Teaching at NATR is like working in a vacuum. I constantly question my pace, methodology, effectiveness, and the logic of the curriculum. My only feedback so far has been the Thai smile. So it was with great anticipation two weeks ago Saturday when Linette--one of my evaluators at Transworld Schools who, by remarkable coincidence, is now teaching in nearby Khao Lak--came to Khuraburi to evaluate our program and observe my classes that day.

The night before was filled with anxiety as I prepared a lesson on indefinite articles and countable versus non-countable nouns. As I do every week, I went through a lengthy process of deciding what specific skills to teach, creating all my own paper tasks using the Internet, Word, and Photoshop (I have yet to find a textbook that's culturally relevant or that I jibe with pedagogically); optimizing my boardwork for maximum efficiency; and creating "activation" games with all necessary materials and realia. Apparently the maxim among ESL teachers is one hour of prep time per hour of lesson. In my case the ratio is more like eight to one. I’ve placed a Herculean burden of responsibility on myself to deliver a quality product to these amazing and resilient people.

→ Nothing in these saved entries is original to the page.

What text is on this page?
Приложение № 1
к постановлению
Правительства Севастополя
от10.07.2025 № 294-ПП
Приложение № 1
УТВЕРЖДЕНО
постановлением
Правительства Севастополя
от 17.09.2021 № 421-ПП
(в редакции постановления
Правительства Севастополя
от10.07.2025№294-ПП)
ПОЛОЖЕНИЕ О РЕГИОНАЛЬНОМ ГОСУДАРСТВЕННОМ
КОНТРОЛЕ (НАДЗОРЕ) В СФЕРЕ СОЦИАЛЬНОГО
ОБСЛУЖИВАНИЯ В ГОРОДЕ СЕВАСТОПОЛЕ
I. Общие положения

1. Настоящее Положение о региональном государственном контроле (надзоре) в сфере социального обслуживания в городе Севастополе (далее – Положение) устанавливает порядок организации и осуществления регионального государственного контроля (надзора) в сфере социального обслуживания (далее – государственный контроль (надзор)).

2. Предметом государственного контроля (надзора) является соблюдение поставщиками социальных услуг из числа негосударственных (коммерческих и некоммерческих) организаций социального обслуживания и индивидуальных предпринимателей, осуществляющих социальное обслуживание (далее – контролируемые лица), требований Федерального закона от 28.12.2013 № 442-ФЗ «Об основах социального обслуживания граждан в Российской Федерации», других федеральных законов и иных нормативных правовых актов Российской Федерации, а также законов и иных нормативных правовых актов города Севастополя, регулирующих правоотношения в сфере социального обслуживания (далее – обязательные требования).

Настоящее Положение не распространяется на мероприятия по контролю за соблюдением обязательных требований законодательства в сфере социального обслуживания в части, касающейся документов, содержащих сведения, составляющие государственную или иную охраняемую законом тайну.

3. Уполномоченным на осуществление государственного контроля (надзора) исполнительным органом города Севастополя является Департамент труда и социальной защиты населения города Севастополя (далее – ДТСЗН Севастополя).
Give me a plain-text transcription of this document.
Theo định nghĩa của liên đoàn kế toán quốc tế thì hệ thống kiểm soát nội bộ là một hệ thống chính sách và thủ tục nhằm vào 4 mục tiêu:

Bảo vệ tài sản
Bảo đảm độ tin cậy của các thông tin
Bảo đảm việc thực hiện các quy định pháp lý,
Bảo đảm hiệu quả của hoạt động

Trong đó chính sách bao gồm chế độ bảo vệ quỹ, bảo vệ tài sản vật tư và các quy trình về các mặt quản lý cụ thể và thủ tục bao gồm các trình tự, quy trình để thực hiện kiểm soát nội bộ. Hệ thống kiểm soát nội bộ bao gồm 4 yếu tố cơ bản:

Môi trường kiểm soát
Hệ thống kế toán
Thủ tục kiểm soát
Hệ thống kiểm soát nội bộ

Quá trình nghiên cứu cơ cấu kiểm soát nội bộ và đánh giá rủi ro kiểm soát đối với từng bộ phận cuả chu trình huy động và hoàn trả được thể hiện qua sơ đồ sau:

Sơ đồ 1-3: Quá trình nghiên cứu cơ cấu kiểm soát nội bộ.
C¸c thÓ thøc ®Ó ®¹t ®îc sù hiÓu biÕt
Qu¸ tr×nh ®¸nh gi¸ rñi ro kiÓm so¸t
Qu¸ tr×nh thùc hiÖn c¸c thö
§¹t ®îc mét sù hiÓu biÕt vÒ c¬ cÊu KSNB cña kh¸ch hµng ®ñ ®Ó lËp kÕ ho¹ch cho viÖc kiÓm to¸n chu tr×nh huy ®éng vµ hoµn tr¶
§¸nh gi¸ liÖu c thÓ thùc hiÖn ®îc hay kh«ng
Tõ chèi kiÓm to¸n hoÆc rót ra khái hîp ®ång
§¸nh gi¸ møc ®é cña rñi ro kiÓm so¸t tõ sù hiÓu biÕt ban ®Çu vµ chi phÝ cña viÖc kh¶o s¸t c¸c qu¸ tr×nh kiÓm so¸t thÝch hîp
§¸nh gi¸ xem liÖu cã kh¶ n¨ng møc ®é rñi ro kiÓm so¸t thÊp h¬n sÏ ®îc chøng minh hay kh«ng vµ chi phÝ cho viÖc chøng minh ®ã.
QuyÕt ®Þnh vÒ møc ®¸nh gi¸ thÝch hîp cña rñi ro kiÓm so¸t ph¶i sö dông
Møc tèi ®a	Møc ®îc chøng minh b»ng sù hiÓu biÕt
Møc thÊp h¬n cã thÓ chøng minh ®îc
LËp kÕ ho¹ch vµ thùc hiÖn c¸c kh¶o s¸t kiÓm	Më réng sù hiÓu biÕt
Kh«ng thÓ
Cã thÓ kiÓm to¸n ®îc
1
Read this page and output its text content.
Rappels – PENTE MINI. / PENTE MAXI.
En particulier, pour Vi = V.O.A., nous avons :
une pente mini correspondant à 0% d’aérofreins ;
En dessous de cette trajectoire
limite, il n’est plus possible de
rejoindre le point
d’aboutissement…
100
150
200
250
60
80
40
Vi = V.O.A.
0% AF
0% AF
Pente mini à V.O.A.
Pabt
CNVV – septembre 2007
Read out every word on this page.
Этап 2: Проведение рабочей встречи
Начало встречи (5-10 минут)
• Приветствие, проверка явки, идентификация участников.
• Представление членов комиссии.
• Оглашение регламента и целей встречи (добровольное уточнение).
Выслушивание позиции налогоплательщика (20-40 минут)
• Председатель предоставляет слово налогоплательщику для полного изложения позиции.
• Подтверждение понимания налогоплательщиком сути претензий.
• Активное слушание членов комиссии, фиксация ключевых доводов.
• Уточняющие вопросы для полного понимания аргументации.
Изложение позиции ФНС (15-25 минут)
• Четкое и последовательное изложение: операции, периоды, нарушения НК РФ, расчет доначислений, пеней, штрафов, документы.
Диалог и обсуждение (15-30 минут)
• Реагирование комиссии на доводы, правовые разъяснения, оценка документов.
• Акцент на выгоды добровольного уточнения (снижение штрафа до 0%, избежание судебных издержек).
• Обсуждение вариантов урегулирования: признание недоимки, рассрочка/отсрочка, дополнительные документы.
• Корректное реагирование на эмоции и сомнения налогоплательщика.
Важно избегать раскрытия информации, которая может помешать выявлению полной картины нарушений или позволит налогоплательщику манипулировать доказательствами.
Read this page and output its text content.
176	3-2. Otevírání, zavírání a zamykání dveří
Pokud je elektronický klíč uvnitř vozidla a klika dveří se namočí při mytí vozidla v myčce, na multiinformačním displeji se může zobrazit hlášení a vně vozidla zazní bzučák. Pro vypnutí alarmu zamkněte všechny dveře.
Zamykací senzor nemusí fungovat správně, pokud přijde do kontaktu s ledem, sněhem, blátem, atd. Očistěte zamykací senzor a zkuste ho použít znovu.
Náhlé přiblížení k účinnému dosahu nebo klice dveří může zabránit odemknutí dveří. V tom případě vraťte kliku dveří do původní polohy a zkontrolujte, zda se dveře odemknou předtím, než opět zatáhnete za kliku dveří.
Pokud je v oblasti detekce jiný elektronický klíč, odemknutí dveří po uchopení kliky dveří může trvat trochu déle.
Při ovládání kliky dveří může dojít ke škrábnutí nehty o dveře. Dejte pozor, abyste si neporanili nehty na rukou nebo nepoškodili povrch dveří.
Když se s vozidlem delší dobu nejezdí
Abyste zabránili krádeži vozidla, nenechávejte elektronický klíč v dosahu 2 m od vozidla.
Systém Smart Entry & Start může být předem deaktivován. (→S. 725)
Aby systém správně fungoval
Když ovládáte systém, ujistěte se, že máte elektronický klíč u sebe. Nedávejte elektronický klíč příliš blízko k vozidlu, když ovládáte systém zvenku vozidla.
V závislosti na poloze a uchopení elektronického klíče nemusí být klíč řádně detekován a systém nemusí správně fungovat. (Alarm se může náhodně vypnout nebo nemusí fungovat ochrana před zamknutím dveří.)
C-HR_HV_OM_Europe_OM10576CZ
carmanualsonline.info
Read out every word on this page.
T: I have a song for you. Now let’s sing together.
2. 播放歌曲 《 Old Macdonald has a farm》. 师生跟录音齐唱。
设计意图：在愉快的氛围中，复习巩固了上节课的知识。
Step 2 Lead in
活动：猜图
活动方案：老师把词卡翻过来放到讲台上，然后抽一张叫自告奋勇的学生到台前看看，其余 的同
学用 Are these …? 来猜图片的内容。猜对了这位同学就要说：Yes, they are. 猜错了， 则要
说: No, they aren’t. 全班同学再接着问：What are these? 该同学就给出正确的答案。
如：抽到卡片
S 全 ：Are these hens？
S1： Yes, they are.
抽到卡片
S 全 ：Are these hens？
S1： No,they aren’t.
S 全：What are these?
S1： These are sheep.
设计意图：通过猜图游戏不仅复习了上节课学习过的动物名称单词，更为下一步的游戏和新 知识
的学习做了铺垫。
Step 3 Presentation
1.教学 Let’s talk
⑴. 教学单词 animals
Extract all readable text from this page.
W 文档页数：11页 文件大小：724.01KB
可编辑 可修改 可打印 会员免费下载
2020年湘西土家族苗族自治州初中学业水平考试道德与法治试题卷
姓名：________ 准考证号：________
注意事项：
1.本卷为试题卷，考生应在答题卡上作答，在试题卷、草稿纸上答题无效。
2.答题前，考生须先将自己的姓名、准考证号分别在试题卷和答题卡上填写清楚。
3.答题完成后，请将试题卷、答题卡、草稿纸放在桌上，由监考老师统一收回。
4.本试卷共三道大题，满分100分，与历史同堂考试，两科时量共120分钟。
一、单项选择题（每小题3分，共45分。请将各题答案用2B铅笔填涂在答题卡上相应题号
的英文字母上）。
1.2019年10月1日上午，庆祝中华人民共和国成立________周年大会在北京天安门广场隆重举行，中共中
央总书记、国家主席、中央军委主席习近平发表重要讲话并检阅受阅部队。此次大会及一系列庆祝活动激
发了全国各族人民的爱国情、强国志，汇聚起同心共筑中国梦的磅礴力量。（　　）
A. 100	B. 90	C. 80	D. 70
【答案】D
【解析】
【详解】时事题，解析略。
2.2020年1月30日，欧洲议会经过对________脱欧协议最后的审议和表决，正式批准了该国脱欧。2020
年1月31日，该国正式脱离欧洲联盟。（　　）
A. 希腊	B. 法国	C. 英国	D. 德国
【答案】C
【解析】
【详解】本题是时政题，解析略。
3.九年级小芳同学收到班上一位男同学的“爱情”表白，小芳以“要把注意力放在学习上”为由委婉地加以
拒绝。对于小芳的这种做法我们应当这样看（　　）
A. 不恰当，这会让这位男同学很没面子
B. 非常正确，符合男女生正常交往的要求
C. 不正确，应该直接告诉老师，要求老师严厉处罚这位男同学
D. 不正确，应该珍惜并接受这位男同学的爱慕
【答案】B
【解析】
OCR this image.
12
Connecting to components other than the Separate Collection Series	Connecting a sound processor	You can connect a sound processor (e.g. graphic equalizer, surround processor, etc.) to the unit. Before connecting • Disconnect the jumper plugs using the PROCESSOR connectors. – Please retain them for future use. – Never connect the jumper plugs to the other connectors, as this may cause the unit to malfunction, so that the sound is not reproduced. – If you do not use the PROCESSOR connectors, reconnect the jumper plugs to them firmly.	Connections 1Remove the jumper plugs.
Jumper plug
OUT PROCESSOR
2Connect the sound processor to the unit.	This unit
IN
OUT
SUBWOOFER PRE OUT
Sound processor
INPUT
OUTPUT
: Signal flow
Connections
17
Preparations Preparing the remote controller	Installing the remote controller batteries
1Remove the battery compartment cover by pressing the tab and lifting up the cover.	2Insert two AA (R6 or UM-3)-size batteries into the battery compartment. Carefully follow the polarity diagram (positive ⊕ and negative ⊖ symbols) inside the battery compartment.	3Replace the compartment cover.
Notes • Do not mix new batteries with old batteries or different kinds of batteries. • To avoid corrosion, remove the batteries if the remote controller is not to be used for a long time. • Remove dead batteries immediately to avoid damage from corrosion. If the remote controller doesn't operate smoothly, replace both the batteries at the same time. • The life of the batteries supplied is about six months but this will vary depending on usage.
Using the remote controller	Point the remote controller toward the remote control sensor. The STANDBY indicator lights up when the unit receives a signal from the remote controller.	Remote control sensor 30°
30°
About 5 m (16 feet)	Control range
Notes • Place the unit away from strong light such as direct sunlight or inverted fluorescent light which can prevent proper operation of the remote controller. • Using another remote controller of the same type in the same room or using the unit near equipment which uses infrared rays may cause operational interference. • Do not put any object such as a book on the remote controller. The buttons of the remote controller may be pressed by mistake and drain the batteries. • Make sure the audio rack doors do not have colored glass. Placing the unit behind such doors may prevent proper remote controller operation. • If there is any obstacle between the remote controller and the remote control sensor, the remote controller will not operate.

I got to bed at about 3 a.m. and had a brief and fitful night's sleep. In a dream I was eating macaroni and cheese (I dream of cheese often) in a cafeteria and noticed my high school chemistry teacher a few tables away. It's worth noting that without the inspiration and confidence this great man instilled in me--the first teacher I ever had who made me want to learn--I’d have probably have ended up working as either a forklift operator or a bus driver (um … right). Regrettably, I couldn’t remember a word of our conversation upon waking.

When the lesson was over the next day I felt as though I'd just subjected the class to a horror worse than the tsunami. I went through the motions of bowing and politely responding to each “Thank you, teacher.” When I finally mustered the courage to face Linette, she was beaming. "Great lesson!" she exclaimed. To my perplexed look she continued, "Didn't you notice? They got it!" In my anxiety I'd apparently missed the amazing moment she then recounted, as several of the struggling students' eyes lit up and they whispered "oh!" when the concepts crystallized for them. Linette's only genuine criticism is that I need to get over myself and not stress out so hard. I feel I’ve heard this before.

The next day I left on what was supposed to be a three day respite on Koh Samui with a friend, but what instead turned into an eight-day-long adventure that sent me hop-scotching all over the Kingdom.

When in Rome ...

I traveled by bus and ferry to Koh Samui the next day with Linette, who was also meeting a friend there. Koh Samui proved a shining example of exactly the sort of irresponsible tourism we’re trying to prevent from happening in the north Andaman; it’s a garish, overdeveloped resort town complete with Starbucks, McDonalds, and shopping malls. I walked the streets of Chaweng beach, observing in revulsion the farang (the Thai word for Caucasians) in culturally offensive dress, treating the place as their personal playground and the Thais like second-class citizens. I wished for one of those infernal “Same Same but Different” shirts, only written in Thai … or anything to distance myself from these idiots in the eyes of the natives. Do people who visit this absurd place actually claim to have experienced Thailand?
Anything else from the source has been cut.